We can think of strategies as "given these unique circumstances and this goal, the best course of action is to ..." whilst tactics are "whenever this happens, we respond with that." In this way, strategy is contextual and unique, whilst tactics are generally repeatable.

For example, when walking through the woods, your should always be on the lookout for and avoid snakes. The things you do to look out for and avoid snakes are tactics. It doesn't matter why you're walking through the woods, you should just do them whenever you are. On the other hand, if the best method to get from here to the lake is to walk in a straight line in a Northerly direction. Walking in a straight line in a northerly direction and any steps you take to stay on that course are strategy. If that route take you through the woods, you're back to avoiding snakes - but those actions are still tactics.

Strategy provides a context for the long-term, big-picture thinking required in order to make trade-offs and sacrifices. Think, for example, of a chess player sacrificing a pawn in order to achieve some greater advantage.

A strategy is what makes all the tactics through which it is implemented add up to more than the sum of the individual parts.

Sun Tzu wrote: "All men can see these tactics whereby I conquer, but what none can see is the strategy out of which victory is evolved." Tactics are the individual actions which we can see an organisation take. Strategy is the unseen, behind-the-scenes logic which makes those tactics appropriate and effective.

Strategy itself is a relatively simple concept. The methods of achieving strategy may be complex and varied. But at the end of the day, the objective is very simple: a plan to achieve a goal within a given context.

Context

The context for a strategy is everything about the situation in which the strategy must operate.

In business strategy, this includes the internal state of the organisation (strengths, weaknesses, resources, capabilities, etc.) and the external environment (customers, distributors, suppliers, competitors, substitutes, owners, regulators, etc.)

The context for a strategy may impose a number of constraints (barriers, challenges, bottlenecks) as well as confer advantages.

A strategy must either operate within such constraints, or find a way to break out of them. And a strategy will be easier to the extent it exploits any advantages conferred by the context.

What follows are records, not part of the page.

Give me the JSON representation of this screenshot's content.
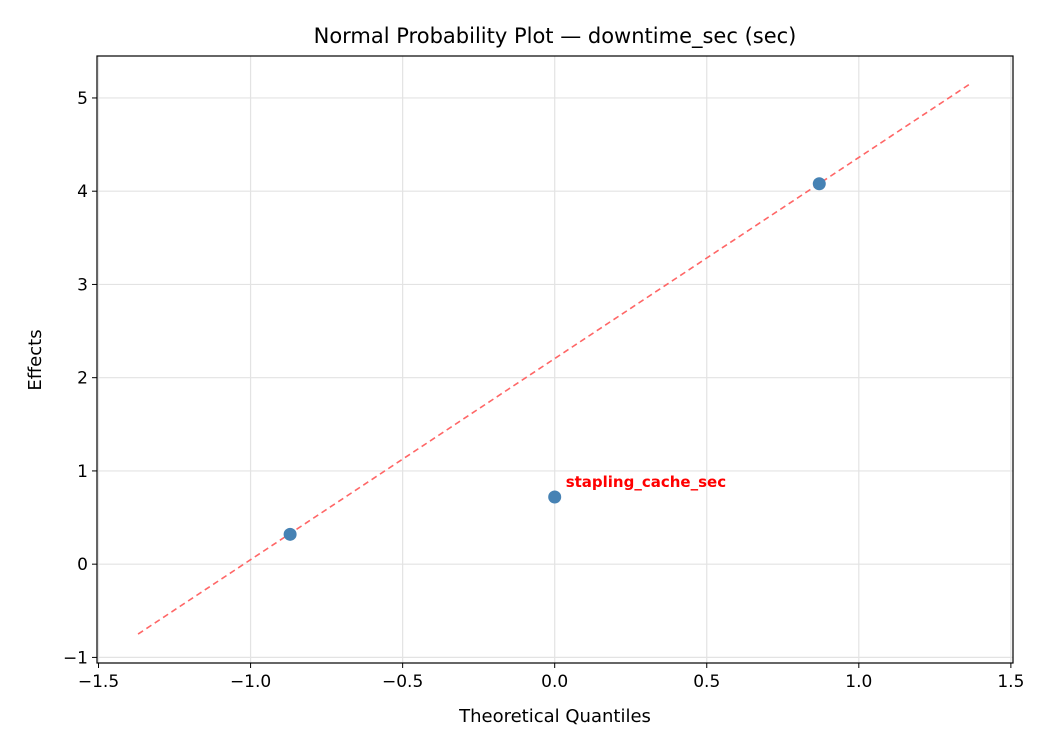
{
  "chart_data": {
    "type": "scatter",
    "title": "Normal Probability Plot — downtime_sec (sec)",
    "xlabel": "Theoretical Quantiles",
    "ylabel": "Effects",
    "xlim": [
      -1.505,
      1.507
    ],
    "ylim": [
      -1.06,
      5.45
    ],
    "xticks": [
      -1.5,
      -1.0,
      -0.5,
      0.0,
      0.5,
      1.0,
      1.5
    ],
    "xtick_labels": [
      "−1.5",
      "−1.0",
      "−0.5",
      "0.0",
      "0.5",
      "1.0",
      "1.5"
    ],
    "yticks": [
      -1,
      0,
      1,
      2,
      3,
      4,
      5
    ],
    "ytick_labels": [
      "−1",
      "0",
      "1",
      "2",
      "3",
      "4",
      "5"
    ],
    "grid": true,
    "points": [
      {
        "x": -0.87,
        "y": 0.32
      },
      {
        "x": 0.0,
        "y": 0.72,
        "label": "stapling_cache_sec"
      },
      {
        "x": 0.87,
        "y": 4.08
      }
    ],
    "reference_line": {
      "x": [
        -1.37,
        1.37
      ],
      "y": [
        -0.75,
        5.16
      ],
      "style": "dashed"
    },
    "colors": {
      "points": "#4682b4",
      "line": "#ff6666",
      "annotation": "#ff0000"
    }
  }
}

Post-script: Some other definitions of strategy

  • The authors of Playing to Win, A.G. Lafley and Roger L. Martin, describe business strategy as “a set of choices about winning” or, more specifically, “an integrated set of choices that uniquely positions the firm in its industry so as to create sustainable advantage and superior value relative to the competition.” (Source)
  • Peter Compo devotes an entire chapter to unpicking different definitions of strategy in his book "The Emergent Approach to Strategy". It is well worth a read.